The future site of a new iris garden in Bausch & Lomb Riverside Park will be announced Thursday, June 24—another botanical feature that connects Rochester with its sister city of Hamamatsu, Japan. An 11:30 a.m. ceremony will take place on the University of Rochester's River Campus near Wilson Boulevard and the pedestrian bridge. The event is free and open to the public.

It will be known as the Ayame Garden, literally "iris garden" in Japanese, and will be filled with plantings of Japanese and Louisiana irises. Earlier that morning, a new Iris Friendship Garden at Highland Park will be dedicated by dignitaries from Hamamatsu, the City of Rochester, and Monroe County. The Louisiana iris, a native American wildflower, has been planted by the thousands at the Friendship Garden.

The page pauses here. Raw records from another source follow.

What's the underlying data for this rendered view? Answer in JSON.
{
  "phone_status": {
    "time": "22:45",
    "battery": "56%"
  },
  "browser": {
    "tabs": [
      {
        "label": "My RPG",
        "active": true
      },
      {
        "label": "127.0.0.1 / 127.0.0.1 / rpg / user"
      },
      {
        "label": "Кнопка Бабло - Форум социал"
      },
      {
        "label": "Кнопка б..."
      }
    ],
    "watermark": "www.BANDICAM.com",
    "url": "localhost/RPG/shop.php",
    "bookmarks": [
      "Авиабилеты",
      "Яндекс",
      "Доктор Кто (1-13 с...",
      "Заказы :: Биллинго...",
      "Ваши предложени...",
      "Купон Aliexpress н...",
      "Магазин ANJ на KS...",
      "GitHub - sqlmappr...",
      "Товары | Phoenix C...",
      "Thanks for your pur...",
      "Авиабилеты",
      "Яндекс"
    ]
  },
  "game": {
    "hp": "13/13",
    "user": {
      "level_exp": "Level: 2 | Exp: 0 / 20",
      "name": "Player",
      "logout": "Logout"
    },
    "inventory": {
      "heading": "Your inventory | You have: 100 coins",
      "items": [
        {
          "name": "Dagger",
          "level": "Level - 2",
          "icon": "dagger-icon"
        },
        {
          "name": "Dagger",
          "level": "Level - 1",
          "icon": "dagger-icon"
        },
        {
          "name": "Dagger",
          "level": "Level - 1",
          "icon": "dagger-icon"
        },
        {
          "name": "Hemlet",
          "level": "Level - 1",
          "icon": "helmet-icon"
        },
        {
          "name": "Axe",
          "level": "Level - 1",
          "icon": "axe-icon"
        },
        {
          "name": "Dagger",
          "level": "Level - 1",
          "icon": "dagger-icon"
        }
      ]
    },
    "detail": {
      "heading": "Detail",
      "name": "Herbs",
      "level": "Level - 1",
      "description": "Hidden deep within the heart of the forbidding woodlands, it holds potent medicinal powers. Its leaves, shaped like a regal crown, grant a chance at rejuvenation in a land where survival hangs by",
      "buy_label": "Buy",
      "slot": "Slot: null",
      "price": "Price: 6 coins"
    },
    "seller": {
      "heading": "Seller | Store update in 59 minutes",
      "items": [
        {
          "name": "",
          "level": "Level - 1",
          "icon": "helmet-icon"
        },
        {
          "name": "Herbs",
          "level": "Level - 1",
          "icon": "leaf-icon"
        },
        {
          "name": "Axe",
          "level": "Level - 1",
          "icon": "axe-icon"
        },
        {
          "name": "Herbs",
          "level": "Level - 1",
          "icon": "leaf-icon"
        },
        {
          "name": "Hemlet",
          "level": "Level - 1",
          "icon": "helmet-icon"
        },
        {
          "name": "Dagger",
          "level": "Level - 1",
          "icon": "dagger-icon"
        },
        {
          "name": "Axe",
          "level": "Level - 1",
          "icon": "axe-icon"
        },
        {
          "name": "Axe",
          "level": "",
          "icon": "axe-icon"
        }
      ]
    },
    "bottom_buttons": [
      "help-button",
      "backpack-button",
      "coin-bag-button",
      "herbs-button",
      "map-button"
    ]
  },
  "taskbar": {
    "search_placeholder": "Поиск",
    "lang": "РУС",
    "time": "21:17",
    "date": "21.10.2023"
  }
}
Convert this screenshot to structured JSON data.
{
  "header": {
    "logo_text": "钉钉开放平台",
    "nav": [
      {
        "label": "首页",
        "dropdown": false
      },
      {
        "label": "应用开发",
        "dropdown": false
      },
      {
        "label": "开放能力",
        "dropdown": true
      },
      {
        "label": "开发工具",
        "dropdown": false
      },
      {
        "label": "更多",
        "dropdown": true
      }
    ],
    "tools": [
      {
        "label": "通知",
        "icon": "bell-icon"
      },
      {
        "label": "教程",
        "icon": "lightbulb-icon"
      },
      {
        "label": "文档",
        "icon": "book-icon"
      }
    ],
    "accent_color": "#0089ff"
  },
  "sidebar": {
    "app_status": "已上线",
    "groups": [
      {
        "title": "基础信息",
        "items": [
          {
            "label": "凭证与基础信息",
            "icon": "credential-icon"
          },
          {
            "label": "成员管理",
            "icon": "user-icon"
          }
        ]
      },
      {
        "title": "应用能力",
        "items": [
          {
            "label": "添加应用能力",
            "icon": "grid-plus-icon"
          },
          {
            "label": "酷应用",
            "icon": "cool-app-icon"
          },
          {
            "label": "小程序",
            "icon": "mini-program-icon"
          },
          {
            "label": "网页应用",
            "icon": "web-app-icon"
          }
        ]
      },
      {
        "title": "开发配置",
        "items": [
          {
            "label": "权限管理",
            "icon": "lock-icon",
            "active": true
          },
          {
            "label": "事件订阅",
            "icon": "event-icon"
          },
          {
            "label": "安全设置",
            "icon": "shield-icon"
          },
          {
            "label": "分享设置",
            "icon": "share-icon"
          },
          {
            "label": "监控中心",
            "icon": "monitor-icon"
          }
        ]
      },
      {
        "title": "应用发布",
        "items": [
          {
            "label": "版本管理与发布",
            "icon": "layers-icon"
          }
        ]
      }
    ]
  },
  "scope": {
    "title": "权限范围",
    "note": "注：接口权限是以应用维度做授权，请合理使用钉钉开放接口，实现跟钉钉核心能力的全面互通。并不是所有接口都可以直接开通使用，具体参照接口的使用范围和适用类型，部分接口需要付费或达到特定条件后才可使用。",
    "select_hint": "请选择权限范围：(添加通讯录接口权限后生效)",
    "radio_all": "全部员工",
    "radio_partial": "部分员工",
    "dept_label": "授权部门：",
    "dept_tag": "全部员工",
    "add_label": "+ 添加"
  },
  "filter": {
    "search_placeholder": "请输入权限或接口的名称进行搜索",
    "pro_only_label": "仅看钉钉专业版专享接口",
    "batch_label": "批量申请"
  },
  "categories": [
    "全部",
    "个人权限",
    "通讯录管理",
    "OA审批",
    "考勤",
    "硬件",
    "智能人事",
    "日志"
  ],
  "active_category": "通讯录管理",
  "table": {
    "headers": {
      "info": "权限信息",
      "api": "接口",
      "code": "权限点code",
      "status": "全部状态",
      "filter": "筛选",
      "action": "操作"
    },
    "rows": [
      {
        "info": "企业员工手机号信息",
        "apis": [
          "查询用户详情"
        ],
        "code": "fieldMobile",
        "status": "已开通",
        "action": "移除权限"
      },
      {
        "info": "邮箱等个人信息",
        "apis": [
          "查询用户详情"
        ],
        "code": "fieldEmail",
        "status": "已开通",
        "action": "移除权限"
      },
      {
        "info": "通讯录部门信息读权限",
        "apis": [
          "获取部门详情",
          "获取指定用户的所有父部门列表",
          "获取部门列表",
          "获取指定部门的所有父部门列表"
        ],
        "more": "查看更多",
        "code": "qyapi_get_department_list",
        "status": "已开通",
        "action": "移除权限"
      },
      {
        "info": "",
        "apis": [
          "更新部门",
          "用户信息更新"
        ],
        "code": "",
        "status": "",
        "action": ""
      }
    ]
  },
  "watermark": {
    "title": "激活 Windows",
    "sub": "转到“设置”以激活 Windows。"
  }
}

Both events will recognize the Rochester-Hamamatsu relationship and the bond between these cities with remarkable parks, gardens, and appreciation for flowers.

In homage to the iris, the Rare Books and Special Collections Library at the University of Rochester is exhibiting books and prints from the Ellwanger and Barry Nursery Library, and from its other collections. "Friendship in Bloom: Four Centuries of Floral Images to Celebrate the Iris Friendship Garden in Highland Park" is located on the second floor of Rush Rhees Library from 9 a.m. to 5 p.m. Monday through Friday. The exhibit is free and open to the public through Sept. 15.

Images of the iris from early texts such as De Materia Medica by Dioscorides, printed in 1550, and The Genus Iris by W. R. Dykes (1913) will be displayed. The Dykes book includes a full-color illustration of the Iris fulva, one of the five recognized species of the Louisiana iris. Melissa Mead, the curator of the exhibition, also has gathered botanical images of other flowers, some of which have never before been on display.

Dozens of the images come from the library's holdings of the collection of George Ellwanger and Patrick Barry, Rochester businessmen who ran the largest U.S. nursery in the mid- to late-1800s. For more information on the exhibit, contact (585) 275-4477.

The 18-acre Bausch & Lomb Riverside Park is a city park along the east bank of the Genesee River and was made possible through a major gift from Bausch & Lomb. The park is landscaped and dotted with old oak trees, and its biking/walking trail is part of a countywide trail system from Irondequoit Bay to the Erie Canal.